Twenty-five years after it released one of the most successful books in its history, Chronicle Books will publish the final title in Nick Bantock’s Griffin & Sabine series next month. Griffin & Sabine: An Extraordinary Correspondence, published in 1991, is an epistolary novel featuring the correspondence between two unlikely lovers: Griffin Moss, a London artist who makes postcards, and Sabine Strohem, an artist in the South Pacific who illustrates stamps. The saga, told in a unique format of illustrated postcards and removable letters between the fictional characters, developed a cult following, and now more than three million copies of books in the series—which includes Griffin & Sabine, Sabine’s Notebook, and The Golden Mean—have been sold. Chronicle will release the last book in the series, The Pharos Gate: Griffin and Sabine’s Lost Correspondence on March 22, along with a special 25th-anniversary edition of Griffin & Sabine: An Extraordinary Correspondence, which includes a newly created envelope with a special postcard and commemorative stamps.

Bantock initially created the first title as a project for himself. “I lived on a very small island off the coast of Vancouver, and every day I would go and get the mail, but it was always junk mail,” he said.

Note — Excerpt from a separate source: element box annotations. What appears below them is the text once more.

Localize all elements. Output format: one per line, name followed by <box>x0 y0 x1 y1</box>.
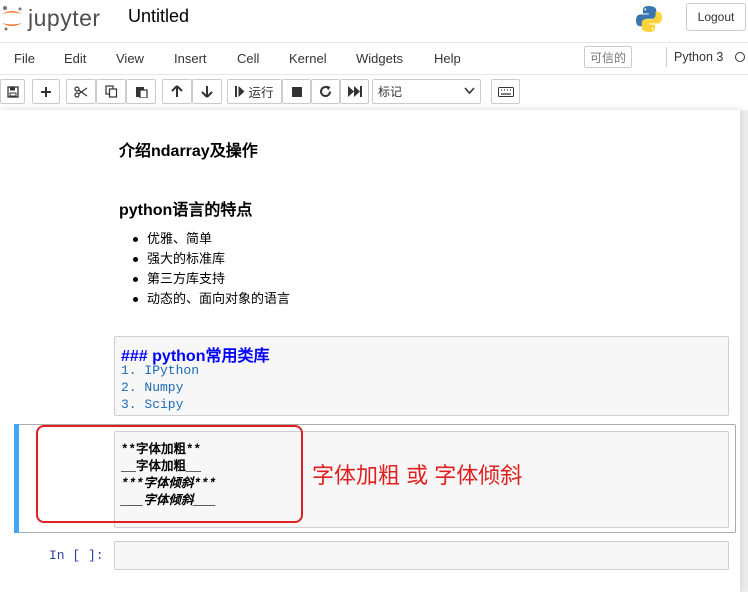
arrow-up-icon <box>171 85 183 97</box>
list-item: 优雅、简单 <box>133 229 290 249</box>
jupyter-logo-text: jupyter <box>28 4 101 31</box>
run-button-label: 运行 <box>248 86 274 100</box>
insert-cell-button[interactable] <box>32 79 60 104</box>
jupyter-logo[interactable]: jupyter <box>0 3 101 33</box>
fast-forward-icon <box>347 86 362 97</box>
move-down-button[interactable] <box>192 79 222 104</box>
cell-selection-bar <box>14 424 19 533</box>
copy-icon <box>104 85 117 98</box>
menu-widgets[interactable]: Widgets <box>356 51 403 66</box>
paste-icon <box>135 87 148 98</box>
kernel-status-icon <box>735 52 745 62</box>
copy-button[interactable] <box>96 79 126 104</box>
list-item: 第三方库支持 <box>133 269 290 289</box>
keyboard-icon <box>497 86 514 97</box>
restart-kernel-button[interactable] <box>311 79 340 104</box>
save-icon <box>6 85 19 98</box>
chevron-down-icon <box>464 87 475 95</box>
python-logo-icon <box>636 6 662 32</box>
menu-kernel[interactable]: Kernel <box>289 51 327 66</box>
kernel-name[interactable]: Python 3 <box>674 50 723 64</box>
move-up-button[interactable] <box>162 79 192 104</box>
markdown-heading: 介绍ndarray及操作 <box>119 143 258 160</box>
restart-run-all-button[interactable] <box>340 79 369 104</box>
menubar: File Edit View Insert Cell Kernel Widget… <box>0 42 748 75</box>
paste-button[interactable] <box>126 79 156 104</box>
cell-type-value: 标记 <box>378 85 403 99</box>
save-button[interactable] <box>0 79 25 104</box>
markdown-source-line: 1. IPython <box>121 363 200 378</box>
header: jupyter Untitled Logout <box>0 0 748 40</box>
cut-icon <box>74 85 88 98</box>
code-cell-input[interactable] <box>114 541 729 570</box>
cut-button[interactable] <box>66 79 96 104</box>
markdown-heading: python语言的特点 <box>119 202 253 219</box>
menu-edit[interactable]: Edit <box>64 51 86 66</box>
logout-button[interactable]: Logout <box>686 3 746 31</box>
trusted-indicator[interactable]: 可信的 <box>584 46 632 68</box>
kernel-separator <box>666 47 667 67</box>
list-item: 强大的标准库 <box>133 249 290 269</box>
markdown-source-line: 3. Scipy <box>121 397 184 412</box>
menu-help[interactable]: Help <box>434 51 461 66</box>
menu-view[interactable]: View <box>116 51 144 66</box>
run-icon <box>235 86 245 97</box>
stop-icon <box>291 86 302 97</box>
markdown-source-line: 2. Numpy <box>121 380 184 395</box>
cell-type-select[interactable]: 标记 <box>372 79 481 104</box>
arrow-down-icon <box>201 86 213 98</box>
menu-file[interactable]: File <box>14 51 35 66</box>
interrupt-kernel-button[interactable] <box>282 79 311 104</box>
notebook-title[interactable]: Untitled <box>128 6 189 27</box>
jupyter-logo-icon <box>2 6 22 31</box>
run-button[interactable]: 运行 <box>227 79 282 104</box>
menu-cell[interactable]: Cell <box>237 51 259 66</box>
annotation-highlight-box <box>36 425 303 523</box>
markdown-edit-cell[interactable]: ### python常用类库 1. IPython 2. Numpy 3. Sc… <box>114 336 729 416</box>
annotation-text: 字体加粗 或 字体倾斜 <box>312 463 523 488</box>
markdown-list: 优雅、简单 强大的标准库 第三方库支持 动态的、面向对象的语言 <box>133 229 290 309</box>
command-palette-button[interactable] <box>491 79 520 104</box>
plus-icon <box>41 86 51 97</box>
list-item: 动态的、面向对象的语言 <box>133 289 290 309</box>
input-prompt: In [ ]: <box>49 548 104 563</box>
menu-insert[interactable]: Insert <box>174 51 207 66</box>
restart-icon <box>320 85 332 98</box>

One day Bantock noticed a man next to him at the post office “getting this great-looking letter in a sweet blue envelope. I thought that’s just not fair. I left the post office feeling sorry for myself and realized that my best chance of getting any decent mail was if I wrote to myself.” As he walked home, he had notions of two people writing to each other, and by the time Bantock got to his studio, he had the whole scenario for Griffin and Sabine sketched out in his head. Because Bantock thought of himself as an artist and not a writer at that point, the book prominently featured illustrations and artwork. But he also added the distinctive envelopes affixed inside with the characters’ letters. That distinction really set the book apart. “There’s something about opening an envelope,” Bantock said.

He started to build an initial draft of the book, but had no intentions of publishing the title until it was discovered by accident when he was visiting Chronicle to pitch children’s book ideas to Victoria Rock, then the company’s children’s publisher. He just happened to have a dummy copy of Griffin & Sabine in the bottom of his bag, where Rock spotted it. “She asked if she could show it to somebody, and when she came back she asked to hold it for a week.” Chronicle called saying they wanted to do the book.

Then-publisher Jack Jensen, who is now Chronicle’s president, took the book to ABA (now BEA), with plans for a modest print run of 10,000. There was some hesitation among the Chronicle staff about publishing a title with such a unique format, and how to do so at an affordable price. But the book was met with great enthusiasm by booksellers at ABA and the print run was upped to 30,000.

Chronicle publisher Christine Carswell and Bantock both attributed the success of the first titles in large part to the role played by independent booksellers. “The books are a great hand-sell,” Carswell said. “Not only that, but they are a great hand-read as well, because you have to open the envelopes and remove the letters. Everyone had their own intimate response to it, and I think part of that has to do with physically opening those envelopes.”

Bantock’s original wish to receive handwritten mail like his neighbor came true in spades. “After the first month, I started to get huge amounts of mail,” Bantock said. “It was really interesting, because the age group was incredibly broad. It seemed to touch different people on different levels for completely and utterly different reasons.” One fan letter came from Kurt Vonnegut, who praised the series in a handwritten letter to Bantock calling Griffin & Sabine “a masterpiece in four dimensions.”

The new book, which reveals the fate of the couple, has an announced first printing of 50,000 copies. Bantock said he first thought about doing a final book in October 2014. After his agent approached Chronicle about the new book, the publisher asked him if it could get it done by October 2015 to release it to coincide with the 25th anniversary of the first book. “I had under six months to finish everything,” Bantock said. “But that was no hardship, because it was in every sense a labor of love.”